Männer und Frauen in grauen Anzügen und Kostümen laufen aufgeregt auf einer Rampe hin und her. Es geht um Arbeit und den Geschlechterkampf, um "Stellungskriege", so der Titel des Stücks von Regisseur Jan Jochymski und seiner Truppe Theaterschafft, die im letzten Jahr mit "Morgen Danach" Erfolge feierte. "Stellungskriege" ist auch wieder eine Eigenproduktion und aus dem Spiel heraus entwickelt. Selbst am Premierentag wurde das Konzept noch einmal völlig umgeworfen.
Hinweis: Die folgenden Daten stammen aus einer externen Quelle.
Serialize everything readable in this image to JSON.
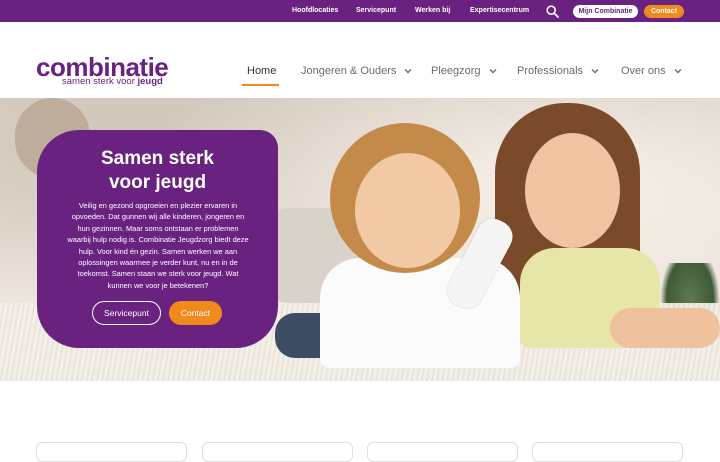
{
  "topbar": {
    "links": [
      "Hoofdlocaties",
      "Servicepunt",
      "Werken bij",
      "Expertisecentrum"
    ],
    "mijn_label": "Mijn Combinatie",
    "contact_label": "Contact"
  },
  "logo": {
    "word": "combinatie",
    "tagline_pre": "samen sterk voor ",
    "tagline_bold": "jeugd"
  },
  "nav": {
    "items": [
      "Home",
      "Jongeren & Ouders",
      "Pleegzorg",
      "Professionals",
      "Over ons"
    ],
    "active": "Home"
  },
  "hero": {
    "title_line1": "Samen sterk",
    "title_line2": "voor jeugd",
    "body": "Veilig en gezond opgroeien en plezier ervaren in opvoeden. Dat gunnen wij alle kinderen, jongeren en hun gezinnen. Maar soms ontstaan er problemen waarbij hulp nodig is. Combinatie Jeugdzorg biedt deze hulp. Voor kind én gezin. Samen werken we aan oplossingen waarmee je verder kunt, nu en in de toekomst. Samen staan we sterk voor jeugd. Wat kunnen we voor je betekenen?",
    "button_servicepunt": "Servicepunt",
    "button_contact": "Contact"
  },
  "colors": {
    "brand_purple": "#6a2280",
    "accent_orange": "#f08a1a"
  },
  "icons": {
    "search": "search-icon",
    "chevron": "chevron-down-icon"
  }
}
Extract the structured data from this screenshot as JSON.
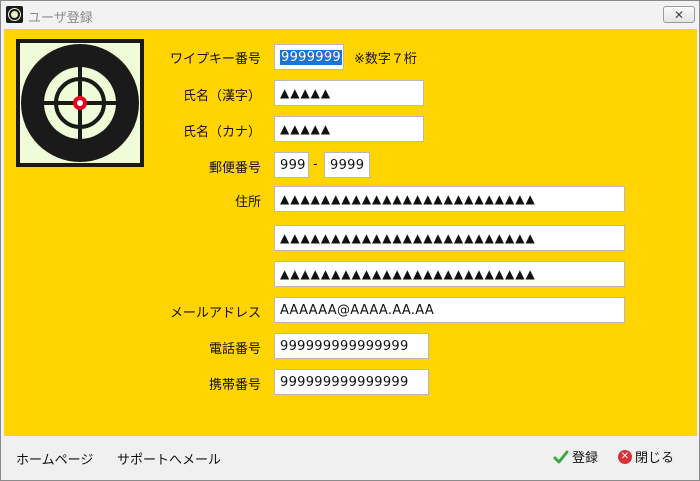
{
  "window": {
    "title": "ユーザ登録",
    "close_glyph": "✕"
  },
  "form": {
    "wipe_key": {
      "label": "ワイプキー番号",
      "value": "9999999",
      "note": "※数字７桁"
    },
    "name_kanji": {
      "label": "氏名（漢字）",
      "value": "▲▲▲▲▲"
    },
    "name_kana": {
      "label": "氏名（カナ）",
      "value": "▲▲▲▲▲"
    },
    "postal": {
      "label": "郵便番号",
      "value1": "999",
      "separator": "-",
      "value2": "9999"
    },
    "address": {
      "label": "住所",
      "line1": "▲▲▲▲▲▲▲▲▲▲▲▲▲▲▲▲▲▲▲▲▲▲▲▲▲",
      "line2": "▲▲▲▲▲▲▲▲▲▲▲▲▲▲▲▲▲▲▲▲▲▲▲▲▲",
      "line3": "▲▲▲▲▲▲▲▲▲▲▲▲▲▲▲▲▲▲▲▲▲▲▲▲▲"
    },
    "email": {
      "label": "メールアドレス",
      "value": "AAAAAA@AAAA.AA.AA"
    },
    "phone": {
      "label": "電話番号",
      "value": "999999999999999"
    },
    "mobile": {
      "label": "携帯番号",
      "value": "999999999999999"
    }
  },
  "footer": {
    "homepage_link": "ホームページ",
    "support_link": "サポートへメール",
    "register_label": "登録",
    "close_label": "閉じる"
  },
  "colors": {
    "form_bg": "#ffd400",
    "logo_bg": "#f0fbd8",
    "accent_red": "#e8001e",
    "selection": "#1e74d2"
  }
}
Zuerst werden wir in eine Firma entführt. Dort wird charmiert, was das Zeug hält. Büroalltag. Die Sekretärin sagt immer schön "Jawohl" zum Chef, der generös Kaffee für alle verlangt. Vorgeblicher Hedonismus in der Schreibstube, von den Untergebenen schön nachgeplappert. Dann treffen sich die Herren auf dem Klo und vergleichen- na, was wohl. Mann klüngelt und heckt die nächste Verschickung in die Provinz aus: Einer soll nach Schwerin ins Landwirtschaftsministerium, um dort Werbung für ein neues Projekt zu machen. Dort trifft er die "Frau seines Lebens", eine PR-Referentin. Aber es wird nichts draus. Der Mann Jonas, ist der schwächere Teil, der Unzufriedene, Sensible. Seine Beziehung mit einer Physiotherapeutin ist kaputt - sie hängt nur am Telefon, respektive Handy.
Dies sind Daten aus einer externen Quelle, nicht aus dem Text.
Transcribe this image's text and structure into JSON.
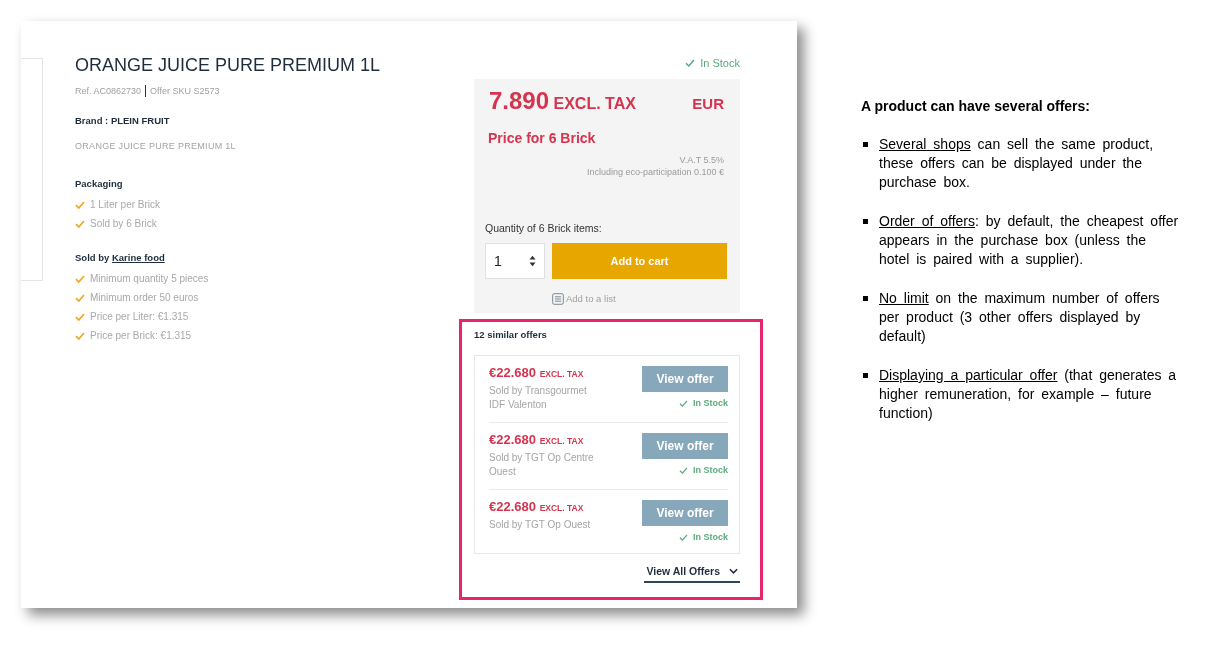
{
  "product": {
    "title": "ORANGE JUICE PURE PREMIUM 1L",
    "ref": "Ref. AC0862730",
    "offer_sku": "Offer SKU S2573",
    "brand": "Brand : PLEIN FRUIT",
    "description": "ORANGE JUICE PURE PREMIUM 1L",
    "packaging": {
      "heading": "Packaging",
      "items": [
        "1 Liter per Brick",
        "Sold by 6 Brick"
      ]
    },
    "seller": {
      "label": "Sold by",
      "link": "Karine food",
      "items": [
        "Minimum quantity 5 pieces",
        "Minimum order 50 euros",
        "Price per Liter: €1.315",
        "Price per Brick: €1.315"
      ]
    }
  },
  "purchase_box": {
    "stock": "In Stock",
    "price": "7.890",
    "price_suffix": "EXCL. TAX",
    "currency": "EUR",
    "price_for": "Price for 6 Brick",
    "vat": "V.A.T 5.5%",
    "eco_participation": "Including eco-participation 0.100 €",
    "quantity_label": "Quantity of 6 Brick items:",
    "quantity": "1",
    "add_to_cart": "Add to cart",
    "add_to_list": "Add to a list"
  },
  "similar_offers": {
    "heading": "12 similar offers",
    "offers": [
      {
        "price": "€22.680",
        "price_suffix": "EXCL. TAX",
        "seller": "Sold by Transgourmet IDF Valenton",
        "button": "View offer",
        "stock": "In Stock"
      },
      {
        "price": "€22.680",
        "price_suffix": "EXCL. TAX",
        "seller": "Sold by TGT Op Centre Ouest",
        "button": "View offer",
        "stock": "In Stock"
      },
      {
        "price": "€22.680",
        "price_suffix": "EXCL. TAX",
        "seller": "Sold by TGT Op Ouest",
        "button": "View offer",
        "stock": "In Stock"
      }
    ],
    "view_all": "View All Offers"
  },
  "notes": {
    "heading": "A product can have several offers:",
    "items": [
      {
        "underlined": "Several shops",
        "rest": " can sell the same product, these offers can be displayed under the purchase box."
      },
      {
        "underlined": "Order of offers",
        "rest": ": by default, the cheapest offer appears in the purchase box (unless the hotel is paired with a supplier)."
      },
      {
        "underlined": "No limit",
        "rest": " on the maximum number of offers per product (3 other offers displayed by default)"
      },
      {
        "underlined": "Displaying a particular offer",
        "rest": " (that generates a higher remuneration, for example – future function)"
      }
    ]
  }
}
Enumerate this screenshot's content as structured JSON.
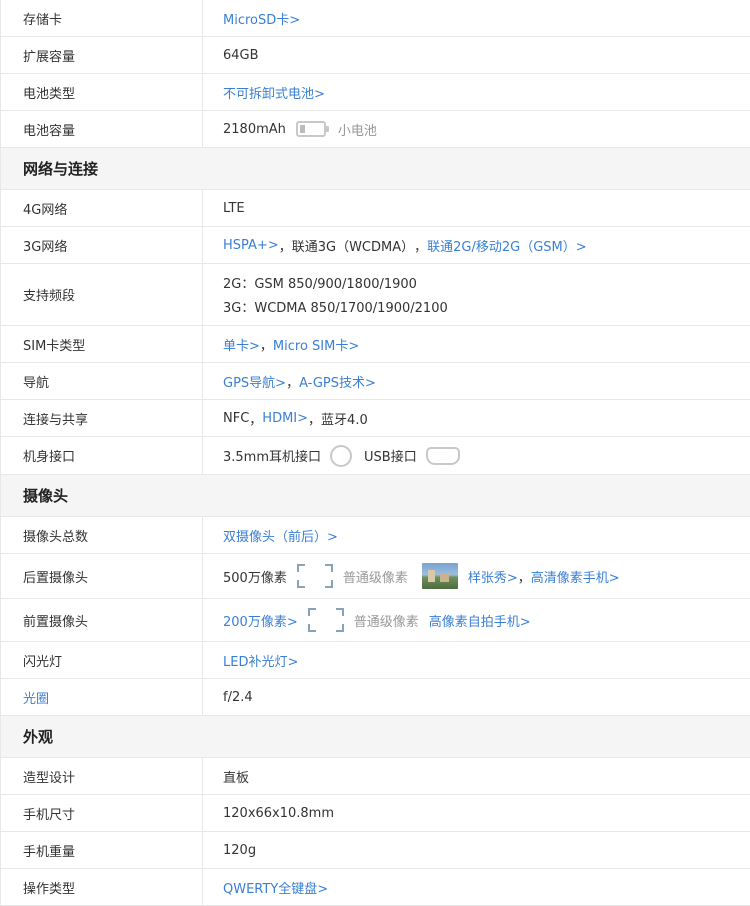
{
  "rows_top": [
    {
      "label": "存储卡",
      "value": "MicroSD卡>"
    },
    {
      "label": "扩展容量",
      "value": "64GB"
    },
    {
      "label": "电池类型",
      "value": "不可拆卸式电池>"
    },
    {
      "label": "电池容量",
      "value": "2180mAh",
      "note": "小电池",
      "icon": "battery-icon"
    }
  ],
  "section_network": "网络与连接",
  "network": {
    "lte": {
      "label": "4G网络",
      "value": "LTE"
    },
    "g3": {
      "label": "3G网络",
      "link1": "HSPA+>",
      "sep1": "，",
      "text2": "联通3G（WCDMA）",
      "sep2": "，",
      "link3": "联通2G/移动2G（GSM）>"
    },
    "bands": {
      "label": "支持频段",
      "line1": "2G：GSM 850/900/1800/1900",
      "line2": "3G：WCDMA 850/1700/1900/2100"
    },
    "sim": {
      "label": "SIM卡类型",
      "link1": "单卡>",
      "sep": "，",
      "link2": "Micro SIM卡>"
    },
    "nav": {
      "label": "导航",
      "link1": "GPS导航>",
      "sep": "，",
      "link2": "A-GPS技术>"
    },
    "share": {
      "label": "连接与共享",
      "text1": "NFC",
      "sep1": "，",
      "link2": "HDMI>",
      "sep2": "，",
      "text3": "蓝牙4.0"
    },
    "ports": {
      "label": "机身接口",
      "text1": "3.5mm耳机接口",
      "icon1": "headphone-jack-icon",
      "text2": "USB接口",
      "icon2": "usb-port-icon"
    }
  },
  "section_camera": "摄像头",
  "camera": {
    "total": {
      "label": "摄像头总数",
      "value": "双摄像头（前后）>"
    },
    "rear": {
      "label": "后置摄像头",
      "text1": "500万像素",
      "note": "普通级像素",
      "link2": "样张秀>",
      "sep": "，",
      "link3": "高清像素手机>"
    },
    "front": {
      "label": "前置摄像头",
      "link1": "200万像素>",
      "note": "普通级像素",
      "link2": "高像素自拍手机>"
    },
    "flash": {
      "label": "闪光灯",
      "value": "LED补光灯>"
    },
    "aperture": {
      "label": "光圈",
      "value": "f/2.4"
    }
  },
  "section_look": "外观",
  "look": [
    {
      "label": "造型设计",
      "value": "直板",
      "link": false
    },
    {
      "label": "手机尺寸",
      "value": "120x66x10.8mm",
      "link": false
    },
    {
      "label": "手机重量",
      "value": "120g",
      "link": false
    },
    {
      "label": "操作类型",
      "value": "QWERTY全键盘>",
      "link": true
    }
  ],
  "colors": {
    "link": "#3a7fd5",
    "border": "#e8e8e8",
    "section_bg": "#f5f5f5"
  }
}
Dann ist da noch der Abteilungsleiter, Herr Tollwert, der immer mit der Sekretärin flirtet und die immer schon verabredet ist. Die Charakterzeichnung der Figuren gelingt dem Sechserensemble fast durchweg gut. Ein wenig verwirrend ist anfänglich der Rollentausch der Schauspieler, da es bei den Kostümen kaum Unterschiede gibt: Alltägliches grau in grau. Von gleicher Farbe ist das kaum vorhandene Bühnenbild: Eine Rampe vorne und hinten.
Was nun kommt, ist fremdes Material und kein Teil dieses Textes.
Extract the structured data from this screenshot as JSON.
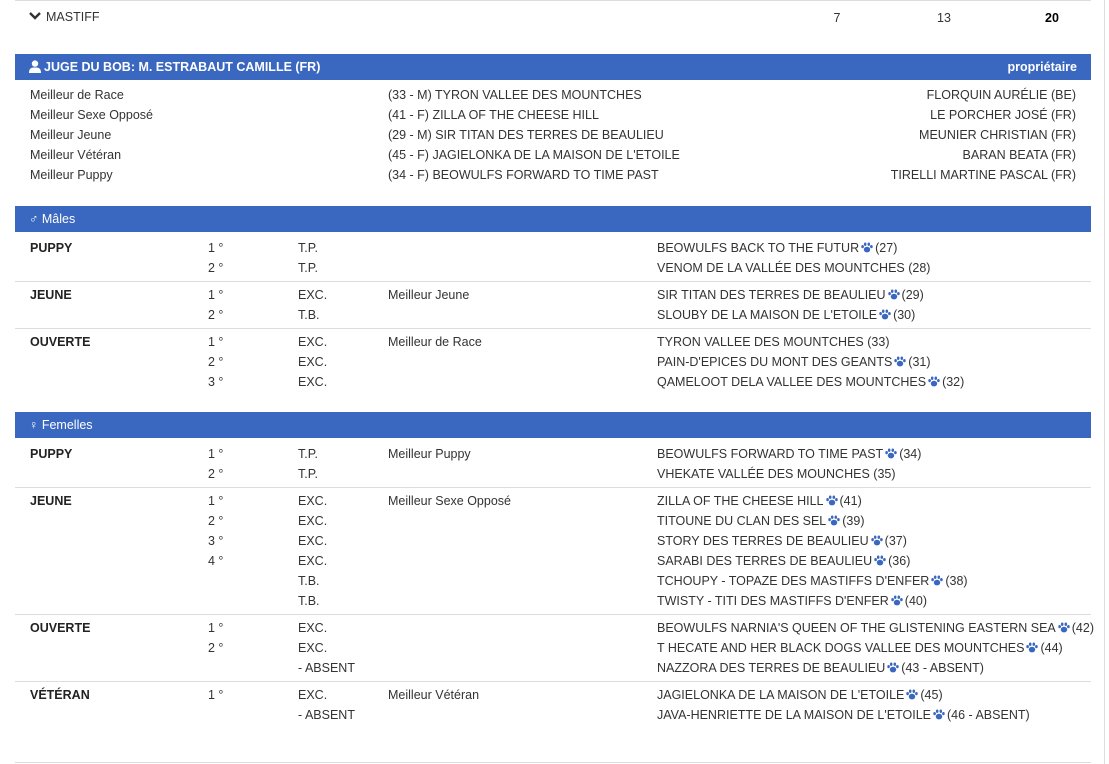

Auch die Geschichten spiegeln Alltag, verdrängte Kindheit, verdrängte Wünsche und Sehnsüchte. Einmal zeigt einer seine Kinderfotos dem Publikum und wundert sich: "Das soll ich gewesen sein? Das ist Nicht-Ich." Ja, um Entfremdung geht es auch, Beziehungsunfähigkeit, Egoismus; blöde Talk-Shows, um das normale Großstadtleben. Was das Leben unerträglich werden läßt.

Ganz andere Probleme haben die Leute im irischen Städtchen Connemara. In "Ein Schädel in Connemara" von Martin Mc Donagh langweilt man sich, säuft, tratscht, und das besonders gern über Mick (Bernhard Geffke). Der hat die unangenehme Aufgabe, die Gebeine der Toten auf dem Friedhof umzubetten, da neue Grabstellen gebraucht werden. In diesem Jahr ist nun das Grab seiner verstorbenen Frau an der Reihe. Worauf sich schon das ganze Dorf zu freuen scheint, wird er doch verdächtigt, sie umgebracht zu haben. Der Dorfpolizist, der so gerne Detektiv sein möchte, "wie Quincy", und ständig von Gerichtsmedizin faselt setzt alles daran, Mick die Schuld in die Schuhe zu schieben. Sein Sohn Mairtin (Dirk Wäger) ist der jugendliche Idiot des Dorfes. Und die Oma Mary (Angelika Perdelwitz) hat sich auch gegen Mick verschworen. Dann kommt der große Abend, die Exhumierung, und die Knochen der toten Ehefrau sind nicht im Grab...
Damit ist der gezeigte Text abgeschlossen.